Moscow, July 17, Interfax – A senior Russian Orthodox bishop slammed Monday’s vote at the Church of England General Synod that allowed women to become bishops.
“The Orthodox Church takes a negative stance on so-called female priesthood and female episcopacy. We see this process as representing the diversion of the Anglican Church and a whole range of Protestant denominations from the initial church order and as following modern liberal trends. We regret that such decisions have been made,” Metroplitan Hilarion of Volokolamsk, head of the Synodal Department for External Church Relations, told Interfax-Religion.
Moves like this do not bring various Christian communities closer to unity “that is still proclaimed at inter-Christian meetings as the aim of such meetings,” he said. “The space for dialogue is narrowing down at the fault of our partners, and it is with great regret that we have to state this.”
“The presence of women in the episcopate shuts for us the door to any discussion on the issue of succession in the Anglican episcopate,” he said, but added that the Russian Church would continue to maintain dialogue with the Anglicans in the hope of its voice being heard.
The Russian Orthodox Church began a dialogue with the Anglican Church immediately after the latter came into being in the 16th century. Since then, the Church of England has repeatedly made various attempts to come closer to the Russian Church but has never sought to resolve their disputes over dogma.
Via its missions in Alaska and the Aleutian Islands, the Russian Church also maintained close contacts in the 19th century with the U.S. Episcopal Church, the U.S.-based part of the world Anglican Communion.

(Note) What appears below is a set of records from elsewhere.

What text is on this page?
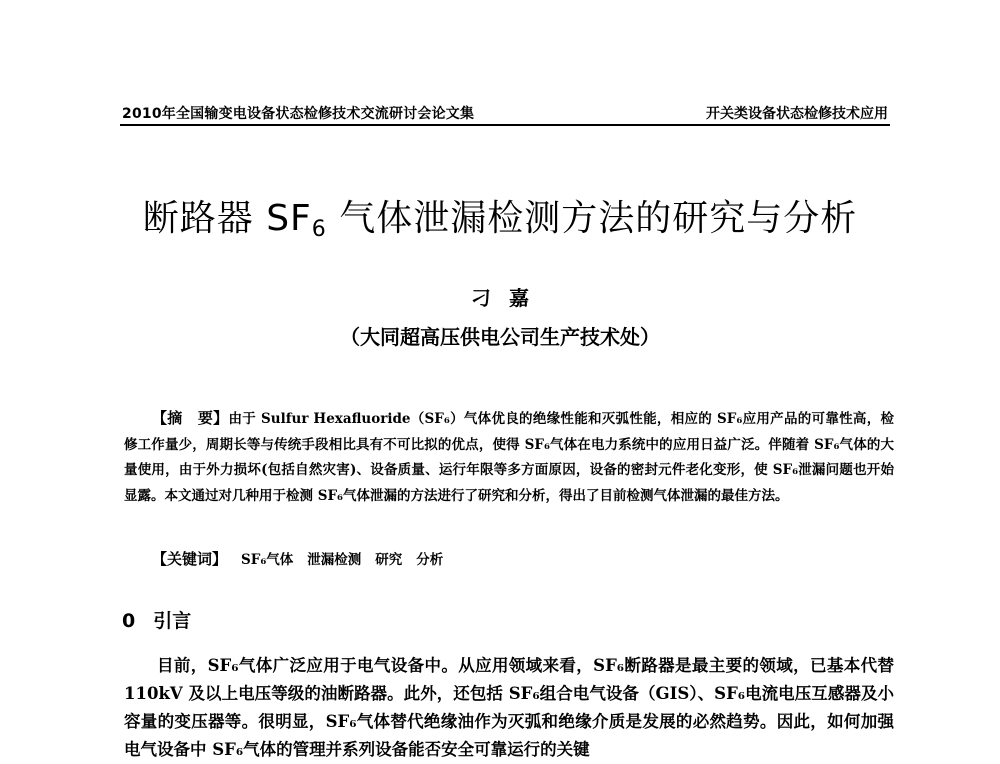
2010年全国输变电设备状态检修技术交流研讨会论文集	开关类设备状态检修技术应用
断路器 $SF_6$ 气体泄漏检测方法的研究与分析
刁嘉
（大同超高压供电公司生产技术处）
【摘　要】由于 Sulfur Hexafluoride（SF₆）气体优良的绝缘性能和灭弧性能，相应的 SF₆应用产品的可靠性高，检修工作量少，周期长等与传统手段相比具有不可比拟的优点，使得 SF₆气体在电力系统中的应用日益广泛。伴随着 SF₆气体的大量使用，由于外力损坏(包括自然灾害)、设备质量、运行年限等多方面原因，设备的密封元件老化变形，使 SF₆泄漏问题也开始显露。本文通过对几种用于检测 SF₆气体泄漏的方法进行了研究和分析，得出了目前检测气体泄漏的最佳方法。
【关键词】 SF₆气体 泄漏检测 研究 分析
0 引言
目前，SF₆气体广泛应用于电气设备中。从应用领域来看，SF₆断路器是最主要的领域，已基本代替 110kV 及以上电压等级的油断路器。此外，还包括 SF₆组合电气设备（GIS）、SF₆电流电压互感器及小容量的变压器等。很明显，SF₆气体替代绝缘油作为灭弧和绝缘介质是发展的必然趋势。因此，如何加强电气设备中 SF₆气体的管理并系列设备能否安全可靠运行的关键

Relations between the Russian Church and the world Anglican Communion soured in the second half of the 20th century and remain strained.
The first irritant was the U.S. Episcopal Church’s decision in 1976 to ordain women as priests. In the late 80s, the Episcopal Church started consecrating women as bishops. In the early 2000s, it consecrated open homosexual Gene Robinson bishop in a move strongly condemned by the Moscow Patriarchate.